И все. Она отвернулась, равнодушная и холодная, как лягушка. Она занялась расчетом художника-постановщика…
Меня подобное отношение задело. Очень задело. Нельзя же так со мной! Ведь было, было у нас что-то… И что? Что ты хотел, импотент? Важным себя возомнил? Ах каким важным…
Анна, наблюдая все это со стороны, получала удовольствие по полной программе. Даже беззвучно поаплодировала, когда продюсер попрощалась со мной на плохом немецком…
Я по-английски покинул столовую и пошел в свою комнату за вещами.
Все забыть, все! Импотент так импотент. Люди вон без рук и ног живут. И я буду жить, как будто последних двух недель в моей жизни не было вовсе. Не было съемочной группы идиотского кинофильма. Не было снов, спама и кошмаров. А уж тем паче не было, конечно, путешествий на Небеса и в Преисподнюю. Не могло этого быть!
Придя в комнату, долго вертел в руках череп барана, но все-таки, завернув в грязную майку, сунул в сумку. Бубен тоже взял, положил в целлофановый пакет. Подвешу дома на гвоздь над диваном, пусть напоминает всем входящим, что нечего лезть в дела запредельные и запретные.
Темнота, тьма не есть простое отсутствие света. Тьма отдельная, определяющая грешный мир субстанция наравне со светом, а возможно, и первичнее его. Так и есть, вероятно. У Иоанна Богослова, заглянувшего Божьим соизволением за грань мироздания и за его кровавый финал, написано: «Была тьма, и сказал Господь…» Дальше уже не важно. Дальше — спорно. Кто сказал? Зачем? И был ли в его слове… ладно, пусть Слове. Но был ли смысл?
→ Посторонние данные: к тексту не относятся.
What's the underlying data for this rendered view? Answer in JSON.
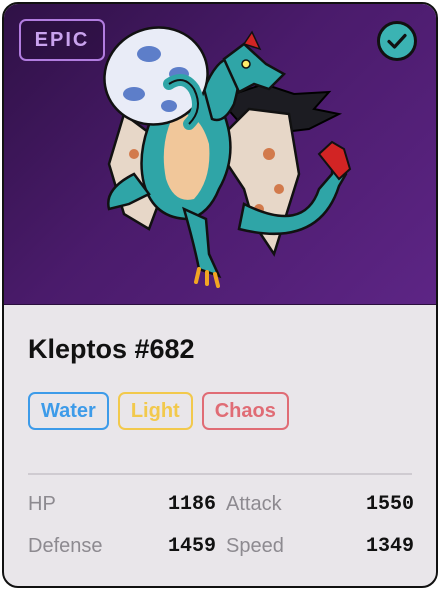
{
  "card": {
    "rarity": "EPIC",
    "selected_icon": "check-icon",
    "name": "Kleptos #682",
    "creature_icon": "dragon-holding-egg-artwork"
  },
  "tags": [
    {
      "label": "Water",
      "color": "#3d9be9"
    },
    {
      "label": "Light",
      "color": "#f2c94c"
    },
    {
      "label": "Chaos",
      "color": "#e06c75"
    }
  ],
  "stats": {
    "hp": {
      "label": "HP",
      "value": "1186"
    },
    "attack": {
      "label": "Attack",
      "value": "1550"
    },
    "defense": {
      "label": "Defense",
      "value": "1459"
    },
    "speed": {
      "label": "Speed",
      "value": "1349"
    }
  }
}
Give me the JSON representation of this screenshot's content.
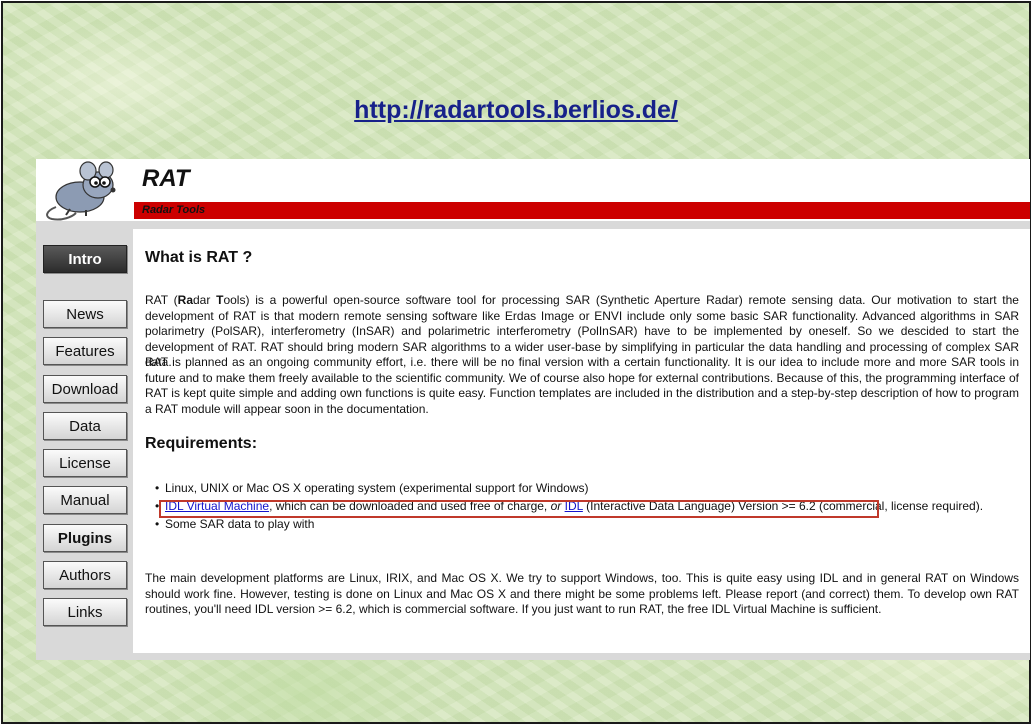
{
  "slide": {
    "url": "http://radartools.berlios.de/"
  },
  "site": {
    "title": "RAT",
    "subtitle": "Radar Tools"
  },
  "nav": [
    {
      "label": "Intro"
    },
    {
      "label": "News"
    },
    {
      "label": "Features"
    },
    {
      "label": "Download"
    },
    {
      "label": "Data"
    },
    {
      "label": "License"
    },
    {
      "label": "Manual"
    },
    {
      "label": "Plugins"
    },
    {
      "label": "Authors"
    },
    {
      "label": "Links"
    }
  ],
  "content": {
    "heading_what": "What is RAT ?",
    "para1_pre": "RAT (",
    "para1_bold": "Ra",
    "para1_mid": "dar ",
    "para1_bold2": "T",
    "para1_rest": "ools) is a powerful open-source software tool for processing SAR (Synthetic Aperture Radar) remote sensing data. Our motivation to start the development of RAT is that modern remote sensing software like Erdas Image or ENVI include only some basic SAR functionality. Advanced algorithms in SAR polarimetry (PolSAR), interferometry (InSAR) and polarimetric interferometry (PolInSAR) have to be implemented by oneself. So we descided to start the development of RAT. RAT should bring modern SAR algorithms to a wider user-base by simplifying in particular the data handling and processing of complex SAR data.",
    "para2": "RAT is planned as an ongoing community effort, i.e. there will be no final version with a certain functionality. It is our idea to include more and more SAR tools in future and to make them freely available to the scientific community. We of course also hope for external contributions. Because of this, the programming interface of RAT is kept quite simple and adding own functions is quite easy. Function templates are included in the distribution and a step-by-step description of how to program a RAT module will appear soon in the documentation.",
    "heading_req": "Requirements:",
    "req1": "Linux, UNIX or Mac OS X operating system (experimental support for Windows)",
    "req2_link1": "IDL Virtual Machine",
    "req2_mid": ", which can be downloaded and used free of charge, ",
    "req2_or": "or",
    "req2_link2": "IDL",
    "req2_rest": " (Interactive Data Language) Version >= 6.2 (commercial, license required).",
    "req3": "Some SAR data to play with",
    "para3": "The main development platforms are Linux, IRIX, and Mac OS X. We try to support Windows, too. This is quite easy using IDL and in general RAT on Windows should work fine. However, testing is done on Linux and Mac OS X and there might be some problems left. Please report (and correct) them. To develop own RAT routines, you'll need IDL version >= 6.2, which is commercial software. If you just want to run RAT, the free IDL Virtual Machine is sufficient."
  }
}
Бессмысленное умножение знаний есть смертное зло, зло и только.
Под таинственным и тайным покрывалом одни только грех, срам и бесстыдство.
Пути Диавола неисповедимы.
Впустивший в себя беса есть бесноватый, как его ни назови.
Небеса язычника — Ад христианина.
А сошедший в Геенну, из оной не выберется без богомерзкого благословения Врага рода человеческого.
И — оставь надежду, всяк входящий…
Она вошла — половица не скрипнула, но я почувствовал ее присутствие. Когда она попыталась обнять меня сзади, я просто шагнул в сторону. Она поймала пустоту. С ней пусть и обнимается.
— Андрей… — чуть обиженно.
— Ну что, что тебе от меня надо?
— Андрей, я…
Она села на мою, смятую еще осветителем Ваней кровать. Я к ней с тех пор не притрагивался. И не притронусь. В смысле — к кровати. Хотя это относится и к женщине, точнее — во множественном числе. Ко всем женщинам мира, кроме бесстыдной бесовки, приходящей в сновидениях… бесстыдной и желанной…
Я закурил. Надо же было куда-то девать руки, они висели, как плети на огородном пугале. Раньше в присутствии противоположного пола я быстро находил им применение. Их, как магнитом, притягивали сокровенные округлости и выпуклости женского тела. Сейчас подобного желания не испытывал. Кондуктор, спусти на тормозах!
— Тебе двадцать с небольшим лет, Анна. Ты живешь в столице, неплохо зарабатываешь…
— Мне не обязательно работать, мои родители, они… — Она замялась, подыскивая необидное для меня слово. — Они не бедны.
— Какого черта, родная, ты тогда в Сибирь поехала на край света?
— Так… — пожала плечами, — интересно: европейцы, азиаты, Байкал… Да и в языках поупражняться лишний раз не помешает.
— Ясно: дурная голова ногам покоя не дает. Тем более, зачем тебе тридцатитрехлетний придурок из глухомани? Или на экзотику потянуло? Столичный гламур оскомину набил?
— Андрей!
Я не должен был дать ей говорить. Я должен был убедить ее в собственной бесперспективности и даже ущербности, иначе… Да не было у нее выбора, любое «иначе» заранее исключалось!
— Тем более я — импотент! Тебе мадам Каро…
— Мадемуазель, — автоматически поправила Анна.
— Тебе мадемуазель Каро разве об этом не говорила?!
Пауза длилась мгновение, не больше, быстро же она переварила новость, сказала спокойно:
— Это не важно.
— Еще как важно! Ты сама не понимаешь, что говоришь.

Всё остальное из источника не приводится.